COMMENTARY | For all the Thunder backers in Oklahoma City, the Knick-revival lovers in the Big Apple and the Spurs’ fans down in San Antonio, I come bearing bad news.
Don’t count on your respective teams beating the Miami Heat in the upcoming NBA playoffs.
In fact, the likelihood of LeBron James & Co. hoisting another Larry O’Brien Trophy after all is said and done this June is a near-certainty.
History says so.
Have your doubts? Aren’t buying it? Refuse to believe it?
Check out the following and see if it doesn’t sway any perceptions:
Top seeds carry more weight in the NBA
Anyone who’s seriously followed sports longer than Twitter has been around knows that posting the best regular-season record in a league or earning a conference’s top playoff seed guarantees very little in the playoffs.
In fact, over the past five years, the 22 teams entering the postseason owning or sharing the top regular-season winning percentages in each of the four major U.S. professional sports leagues (NFL, MLB, NBA and NHL) have won a collective three championships. Yes, the 2007-08 Boston Celtics, the ’07-08 Detroit Red Wings and the 2009 New York Yankees have been the only regular-season “champions” to go on and prove their “titles” in the playoffs since 2008.
In the meantime, we’ve seen an eighth seed capture the Stanley Cup (last year’s Los Angeles Kings), a No. 6 seed (the 2010 Green Bay Packers) and two No. 4 seeds (the 2012 Baltimore Ravens and 2011 New York Giants) win the Super Bowl and a fourth-place, wild-card team (the 2011 St. Louis Cardinals) come on top in the World Series
So how, exactly, does all this rate as an argument in favor of the Heat, who long ago locked up the Eastern Conference’s top seed and secured home-court advantage throughout the NBA playoffs?
Glad you asked.
To put it simply, the best regular-season records and No. 1 seeds hold up better in the NBA than in any other of the major sports.
Combing through the past 25 seasons in each of the four top leagues, the NBA has had more teams posting the top regular-season record (10) go on to win championships than the NHL (seven), NFL (six) and MLB (only four).
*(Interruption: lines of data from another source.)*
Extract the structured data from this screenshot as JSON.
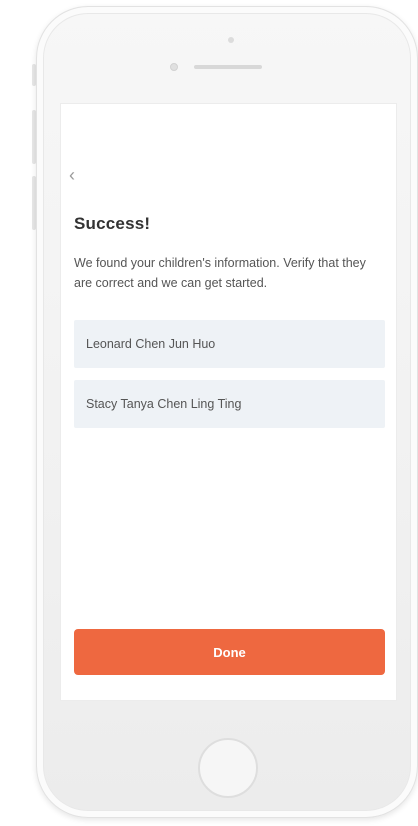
{
  "screen": {
    "back_symbol": "‹",
    "title": "Success!",
    "subtitle": "We found your children's information. Verify that they are correct and we can get started.",
    "children": [
      {
        "name": "Leonard Chen Jun Huo"
      },
      {
        "name": "Stacy Tanya Chen Ling Ting"
      }
    ],
    "done_label": "Done"
  },
  "colors": {
    "accent": "#ee6840",
    "row_background": "#eef2f6",
    "title_text": "#333333",
    "body_text": "#555555"
  },
  "icons": {
    "back": "chevron-left-icon",
    "home": "home-button-icon"
  }
}
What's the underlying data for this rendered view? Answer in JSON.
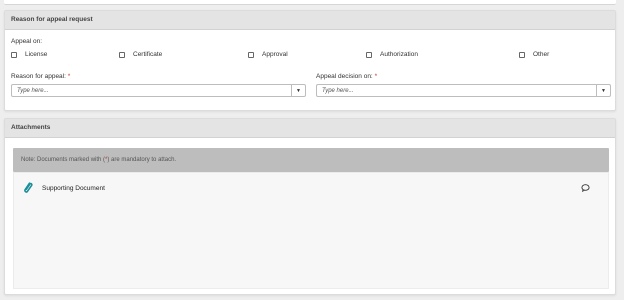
{
  "reason_section": {
    "title": "Reason for appeal request",
    "appeal_on_label": "Appeal on:",
    "options": [
      {
        "label": "License",
        "checked": false
      },
      {
        "label": "Certificate",
        "checked": false
      },
      {
        "label": "Approval",
        "checked": false
      },
      {
        "label": "Authorization",
        "checked": false
      },
      {
        "label": "Other",
        "checked": false
      }
    ],
    "reason_field": {
      "label": "Reason for appeal:",
      "required_mark": "*",
      "placeholder": "Type here..."
    },
    "decision_field": {
      "label": "Appeal decision on:",
      "required_mark": "*",
      "placeholder": "Type here..."
    },
    "dropdown_icon": "triangle-down"
  },
  "attachments_section": {
    "title": "Attachments",
    "note_prefix": "Note: Documents marked with (",
    "note_mark": "*",
    "note_suffix": ") are mandatory to attach.",
    "documents": [
      {
        "name": "Supporting Document",
        "icon": "paperclip",
        "action_icon": "comment"
      }
    ],
    "accent_color": "#1a8f9a"
  }
}
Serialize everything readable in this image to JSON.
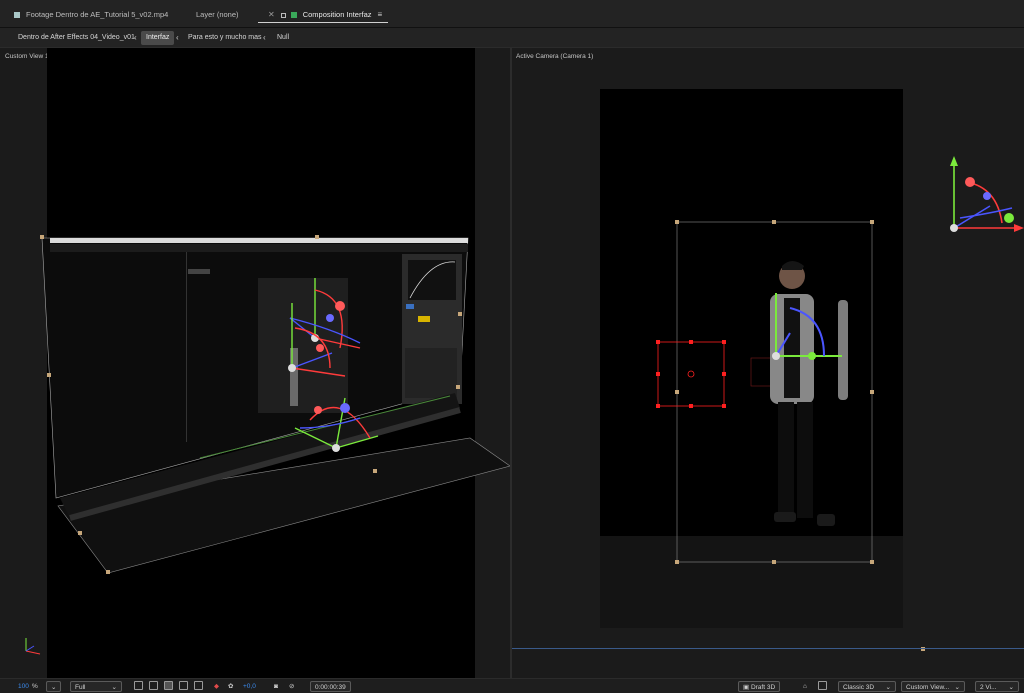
{
  "tabs": [
    {
      "label": "Footage Dentro de AE_Tutorial 5_v02.mp4",
      "swatch": "#a9c7c7"
    },
    {
      "label": "Layer (none)"
    },
    {
      "label": "Composition Interfaz",
      "swatch": "#3aa85a",
      "active": true
    }
  ],
  "breadcrumb": {
    "items": [
      "Dentro de After Effects 04_Video_v01",
      "Interfaz",
      "Para esto y mucho mas",
      "Null"
    ],
    "active_index": 1
  },
  "viewers": {
    "left_label": "Custom View 1",
    "right_label": "Active Camera (Camera 1)"
  },
  "toolbar": {
    "zoom_value": "100",
    "zoom_unit": "%",
    "resolution": "Full",
    "exposure": "+0,0",
    "timecode": "0:00:00:39",
    "draft3d": "Draft 3D",
    "renderer": "Classic 3D",
    "view": "Custom View...",
    "views_layout": "2 Vi..."
  },
  "colors": {
    "accent_blue": "#3c8cf0",
    "axis_x": "#ff3b3b",
    "axis_y": "#7bea3c",
    "axis_z": "#4a55ff"
  }
}
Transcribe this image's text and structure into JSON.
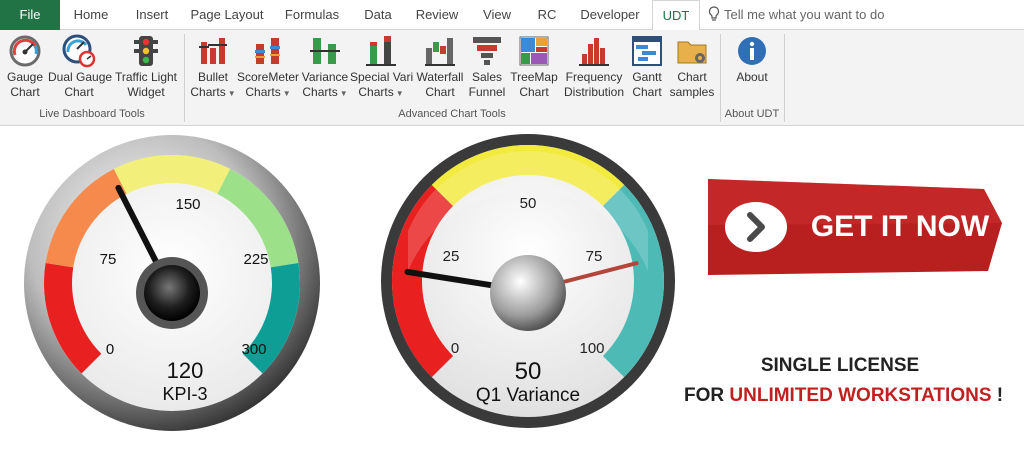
{
  "tabs": [
    {
      "label": "File"
    },
    {
      "label": "Home"
    },
    {
      "label": "Insert"
    },
    {
      "label": "Page Layout"
    },
    {
      "label": "Formulas"
    },
    {
      "label": "Data"
    },
    {
      "label": "Review"
    },
    {
      "label": "View"
    },
    {
      "label": "RC"
    },
    {
      "label": "Developer"
    },
    {
      "label": "UDT"
    }
  ],
  "tell_me_placeholder": "Tell me what you want to do",
  "ribbon": {
    "live_dashboard": {
      "group_label": "Live Dashboard Tools",
      "buttons": [
        {
          "line1": "Gauge",
          "line2": "Chart",
          "icon": "gauge-icon"
        },
        {
          "line1": "Dual Gauge",
          "line2": "Chart",
          "icon": "dual-gauge-icon"
        },
        {
          "line1": "Traffic Light",
          "line2": "Widget",
          "icon": "traffic-light-icon"
        }
      ]
    },
    "advanced": {
      "group_label": "Advanced Chart Tools",
      "buttons": [
        {
          "line1": "Bullet",
          "line2": "Charts",
          "icon": "bullet-chart-icon",
          "dropdown": true
        },
        {
          "line1": "ScoreMeter",
          "line2": "Charts",
          "icon": "scoremeter-icon",
          "dropdown": true
        },
        {
          "line1": "Variance",
          "line2": "Charts",
          "icon": "variance-chart-icon",
          "dropdown": true
        },
        {
          "line1": "Special Vari",
          "line2": "Charts",
          "icon": "special-variance-icon",
          "dropdown": true
        },
        {
          "line1": "Waterfall",
          "line2": "Chart",
          "icon": "waterfall-chart-icon"
        },
        {
          "line1": "Sales",
          "line2": "Funnel",
          "icon": "sales-funnel-icon"
        },
        {
          "line1": "TreeMap",
          "line2": "Chart",
          "icon": "treemap-icon"
        },
        {
          "line1": "Frequency",
          "line2": "Distribution",
          "icon": "frequency-distribution-icon"
        },
        {
          "line1": "Gantt",
          "line2": "Chart",
          "icon": "gantt-chart-icon"
        },
        {
          "line1": "Chart",
          "line2": "samples",
          "icon": "chart-samples-icon"
        }
      ]
    },
    "about": {
      "group_label": "About UDT",
      "buttons": [
        {
          "line1": "About",
          "line2": "",
          "icon": "info-icon"
        }
      ]
    }
  },
  "gauges": [
    {
      "value": "120",
      "label": "KPI-3",
      "ticks": [
        "0",
        "75",
        "150",
        "225",
        "300"
      ],
      "needle_value": 120,
      "max": 300,
      "colors": [
        "#e8201f",
        "#f58a4c",
        "#f2ef7a",
        "#9de08a",
        "#0e9e96"
      ]
    },
    {
      "value": "50",
      "label": "Q1 Variance",
      "ticks": [
        "0",
        "25",
        "50",
        "75",
        "100"
      ],
      "needle_value": 20,
      "target_value": 78,
      "max": 100,
      "colors": [
        "#e8201f",
        "#f2ea3c",
        "#4ebab6"
      ]
    }
  ],
  "cta": {
    "label": "GET IT NOW",
    "color": "#c0201f"
  },
  "license": {
    "line1": "SINGLE LICENSE",
    "line2_prefix": "FOR ",
    "line2_highlight": "UNLIMITED WORKSTATIONS",
    "line2_suffix": " !"
  },
  "colors": {
    "excel_green": "#217346",
    "accent_red": "#c0201f"
  }
}
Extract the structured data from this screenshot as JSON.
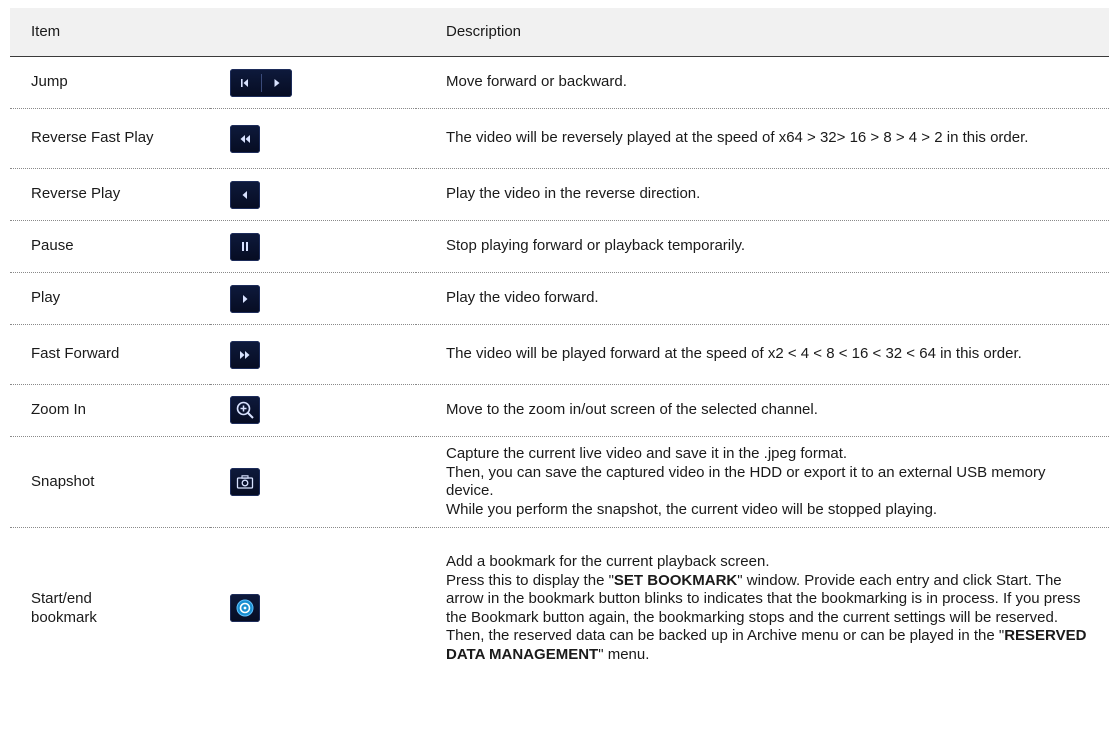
{
  "header": {
    "item": "Item",
    "description": "Description"
  },
  "rows": [
    {
      "item": "Jump",
      "icon": "jump-back-forward-icon",
      "desc": [
        "Move forward or backward."
      ]
    },
    {
      "item": "Reverse Fast Play",
      "icon": "rewind-icon",
      "desc": [
        "The video will be reversely played at the speed of x64 > 32> 16 > 8 > 4 > 2 in this order."
      ]
    },
    {
      "item": "Reverse Play",
      "icon": "reverse-play-icon",
      "desc": [
        "Play the video in the reverse direction."
      ]
    },
    {
      "item": "Pause",
      "icon": "pause-icon",
      "desc": [
        "Stop playing forward or playback temporarily."
      ]
    },
    {
      "item": "Play",
      "icon": "play-icon",
      "desc": [
        "Play the video forward."
      ]
    },
    {
      "item": "Fast Forward",
      "icon": "fast-forward-icon",
      "desc": [
        "The video will be played forward at the speed of x2 < 4 < 8 < 16 < 32 < 64 in this order."
      ]
    },
    {
      "item": "Zoom In",
      "icon": "zoom-in-icon",
      "desc": [
        "Move to the zoom in/out screen of the selected channel."
      ]
    },
    {
      "item": "Snapshot",
      "icon": "camera-icon",
      "desc": [
        "Capture the current live video and save it in the .jpeg format.",
        "Then, you can save the captured video in the HDD or export it to an external USB memory device.",
        "While you perform the snapshot, the current video will be stopped playing."
      ]
    },
    {
      "item": "Start/end bookmark",
      "icon": "bookmark-icon",
      "desc": [
        "Add a bookmark for the current playback screen.",
        "Press this to display the \"",
        "SET BOOKMARK",
        "\" window. Provide each entry and click Start. The arrow in the bookmark button blinks to indicates that the bookmarking is in process. If you press the Bookmark button again, the bookmarking stops and the current settings will be reserved.",
        "Then, the reserved data can be backed up in Archive menu or can be played in the \"",
        "RESERVED DATA MANAGEMENT",
        "\" menu."
      ]
    }
  ]
}
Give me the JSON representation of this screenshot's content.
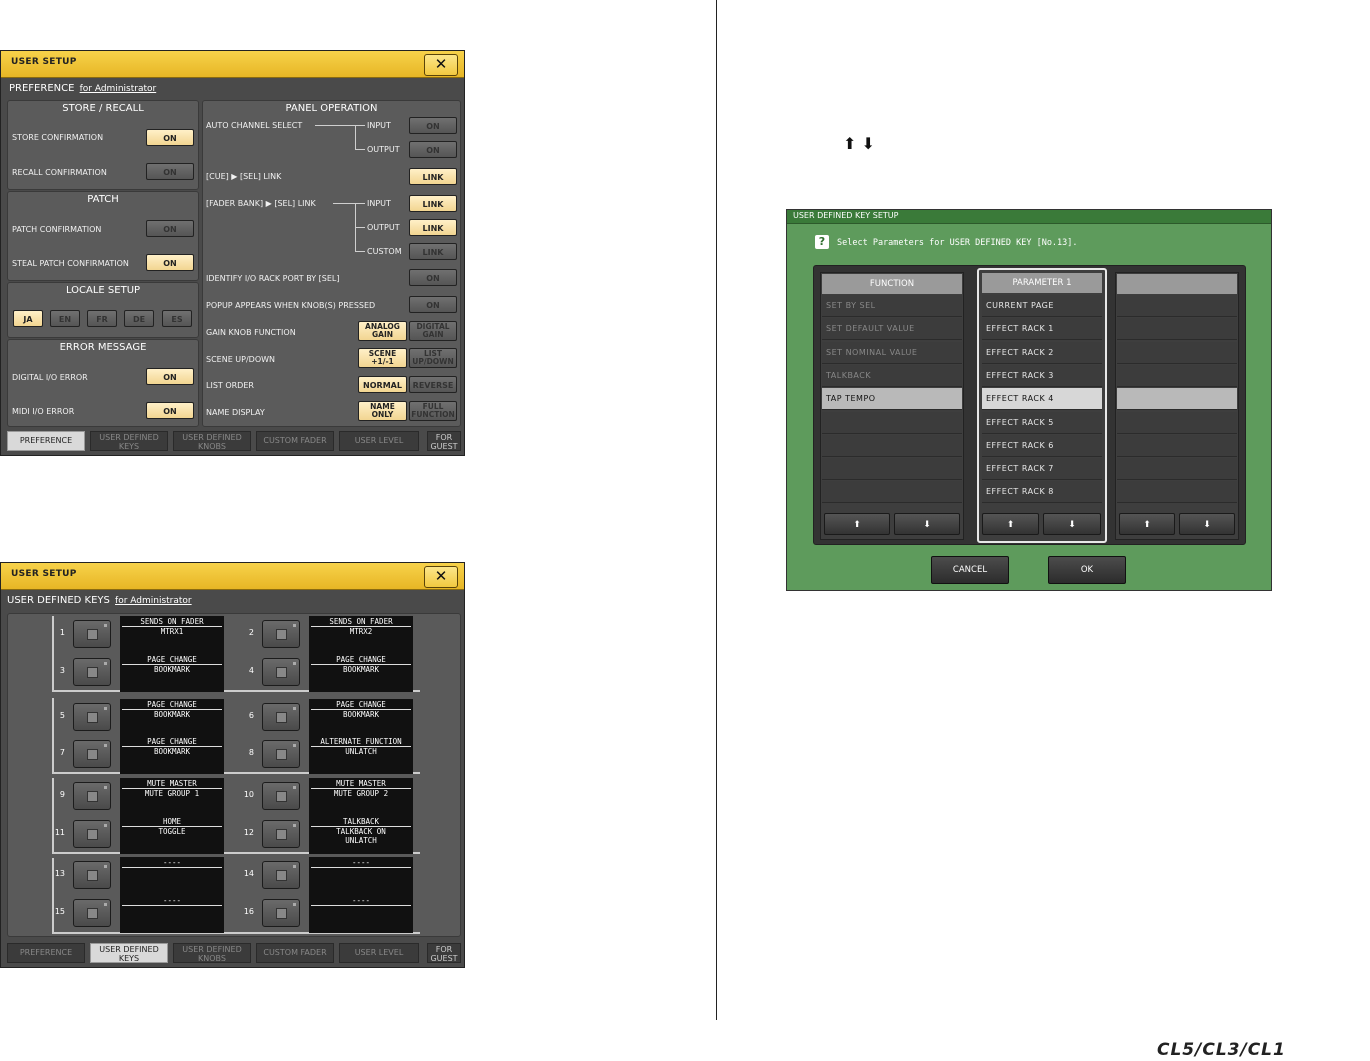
{
  "win1": {
    "title": "USER SETUP",
    "close": "✕",
    "preference_title": "PREFERENCE",
    "for_admin": "for Administrator",
    "store_recall": {
      "head": "STORE / RECALL",
      "store_conf": "STORE CONFIRMATION",
      "recall_conf": "RECALL CONFIRMATION"
    },
    "patch": {
      "head": "PATCH",
      "patch_conf": "PATCH CONFIRMATION",
      "steal_conf": "STEAL PATCH CONFIRMATION"
    },
    "locale": {
      "head": "LOCALE SETUP",
      "items": [
        "JA",
        "EN",
        "FR",
        "DE",
        "ES"
      ]
    },
    "error": {
      "head": "ERROR MESSAGE",
      "digital": "DIGITAL I/O ERROR",
      "midi": "MIDI I/O ERROR"
    },
    "panel": {
      "head": "PANEL OPERATION",
      "auto_ch": "AUTO CHANNEL SELECT",
      "input": "INPUT",
      "output": "OUTPUT",
      "custom": "CUSTOM",
      "cue_sel": "[CUE] ▶ [SEL] LINK",
      "fader_sel": "[FADER BANK] ▶ [SEL] LINK",
      "identify": "IDENTIFY I/O RACK PORT BY [SEL]",
      "popup": "POPUP APPEARS WHEN KNOB(S) PRESSED",
      "gain_knob": "GAIN KNOB FUNCTION",
      "scene_updown": "SCENE UP/DOWN",
      "list_order": "LIST ORDER",
      "name_display": "NAME DISPLAY"
    },
    "on": "ON",
    "link": "LINK",
    "analog_gain_1": "ANALOG",
    "analog_gain_2": "GAIN",
    "digital_gain_1": "DIGITAL",
    "digital_gain_2": "GAIN",
    "scene_1": "SCENE",
    "scene_2": "+1/-1",
    "list_1": "LIST",
    "list_2": "UP/DOWN",
    "normal": "NORMAL",
    "reverse": "REVERSE",
    "name_only_1": "NAME",
    "name_only_2": "ONLY",
    "full_1": "FULL",
    "full_2": "FUNCTION",
    "tabs": {
      "preference": "PREFERENCE",
      "udk_1": "USER DEFINED",
      "udk_2": "KEYS",
      "udkn_1": "USER DEFINED",
      "udkn_2": "KNOBS",
      "custom_fader": "CUSTOM FADER",
      "user_level": "USER LEVEL",
      "guest_1": "FOR",
      "guest_2": "GUEST"
    }
  },
  "win2": {
    "title": "USER SETUP",
    "close": "✕",
    "heading": "USER DEFINED KEYS",
    "for_admin": "for Administrator",
    "keys": [
      {
        "n": "1",
        "l1": "SENDS ON FADER",
        "l2": "MTRX1",
        "l3": ""
      },
      {
        "n": "2",
        "l1": "SENDS ON FADER",
        "l2": "MTRX2",
        "l3": ""
      },
      {
        "n": "3",
        "l1": "PAGE CHANGE",
        "l2": "BOOKMARK",
        "l3": ""
      },
      {
        "n": "4",
        "l1": "PAGE CHANGE",
        "l2": "BOOKMARK",
        "l3": ""
      },
      {
        "n": "5",
        "l1": "PAGE CHANGE",
        "l2": "BOOKMARK",
        "l3": ""
      },
      {
        "n": "6",
        "l1": "PAGE CHANGE",
        "l2": "BOOKMARK",
        "l3": ""
      },
      {
        "n": "7",
        "l1": "PAGE CHANGE",
        "l2": "BOOKMARK",
        "l3": ""
      },
      {
        "n": "8",
        "l1": "ALTERNATE FUNCTION",
        "l2": "UNLATCH",
        "l3": ""
      },
      {
        "n": "9",
        "l1": "MUTE MASTER",
        "l2": "MUTE GROUP 1",
        "l3": ""
      },
      {
        "n": "10",
        "l1": "MUTE MASTER",
        "l2": "MUTE GROUP 2",
        "l3": ""
      },
      {
        "n": "11",
        "l1": "HOME",
        "l2": "TOGGLE",
        "l3": ""
      },
      {
        "n": "12",
        "l1": "TALKBACK",
        "l2": "TALKBACK ON",
        "l3": "UNLATCH"
      },
      {
        "n": "13",
        "l1": "----",
        "l2": "",
        "l3": ""
      },
      {
        "n": "14",
        "l1": "----",
        "l2": "",
        "l3": ""
      },
      {
        "n": "15",
        "l1": "----",
        "l2": "",
        "l3": ""
      },
      {
        "n": "16",
        "l1": "----",
        "l2": "",
        "l3": ""
      }
    ]
  },
  "arrows_glyph": "⬆ ⬇",
  "udk": {
    "title": "USER DEFINED KEY SETUP",
    "help": "?",
    "instruction": "Select Parameters for USER DEFINED KEY [No.13].",
    "function_head": "FUNCTION",
    "param_head": "PARAMETER 1",
    "function_rows": [
      "SET BY SEL",
      "SET DEFAULT VALUE",
      "SET NOMINAL VALUE",
      "TALKBACK",
      "TAP TEMPO",
      "",
      "",
      "",
      ""
    ],
    "param_rows": [
      "CURRENT PAGE",
      "EFFECT RACK 1",
      "EFFECT RACK 2",
      "EFFECT RACK 3",
      "EFFECT RACK 4",
      "EFFECT RACK 5",
      "EFFECT RACK 6",
      "EFFECT RACK 7",
      "EFFECT RACK 8"
    ],
    "up": "⬆",
    "down": "⬇",
    "cancel": "CANCEL",
    "ok": "OK"
  },
  "footer_logo": "CL5/CL3/CL1"
}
There have also been more NBA No. 1 seeds (25) reaching the championship round over that same quarter-century span than the NFL (23), MLB (20) and NHL (16).
And that’s been accomplished with NBA teams having to navigate more rounds and a more crowded postseason field (16 squads per season). Sure, the NHL has the same 16-team playoff setup, but the NFL (12) and MLB (10) have fewer postseason obstacles for the top seeds to clear.
NBA playoff upsets not so plentiful
NBA postseason upsets are ingrained in our memories — particularly the 8-over-1 triumphs such as the upstart Golden State Warriors stunning the Dallas Mavericks in 2007, the Knicks knocking off the top-seeded Heat in ’99 en route to the NBA Finals and the Denver Nuggets taking out the title-favorite Seattle SuperSonics in ’94 — likely because they’re so, well, memorable.
But they’re chiefly so memorable because they don’t happen too often.
Poring over postseason results from each of the four predominant leagues over the past five seasons, I counted only 17 “upsets” — lower seeds defeating higher seeds, most often away from home or without a home-court advantage — out of 75 NBA series.
Sparing you the quick math, that’s only 22.7 percent of all NBA playoff series results qualifying as upsets over the past five seasons.
In the other three leagues over that same span, the percentages all are more than 40 percent with the NHL leading the way at 44 percent (33 of 75) , followed closely by the NFL at 43.6 percent (24 of 55) and the MLB at 40.5 percent (15 of 37).
That’s more good news for the 2012-13 Heat.
Dominant NBA regular-season teams don’t often falter
The Heat didn’t just earn the No. 1 seed in the East this season – they dominated the conference, finishing 66-16 and a full dozen games ahead of the second-place Knicks (52-28). That 12-game margin between Miami and New York matches the 2005-06 Detroit Pistons and the 1995-96 Chicago Bulls for the largest conference-winning gap in the past 37 seasons.
But was does that portend for the playoffs?
Well, of the past 13 NBA squads which won their respective conferences by eight or more games — dating back through the 1982-83 Philadelphia 76ers — 11 have gone on to win it all that season.
The two teams which came up short are the aforementioned 2005-06 Pistons, who fell to the eventual-champion Heat in the Eastern finals, and the 1985-86 Lakers, who lost to the Celtics in the NBA Finals. By the way, those ’85-86 Celtics also won the East that season by 10 games, making for the only season in this span where two dominant squads ruled each conference.
In short, dominating a conference is sure-fire trait of an NBA champion — the strongest indicator yet that a repeat title feat is most likely in store for this year’s Heat.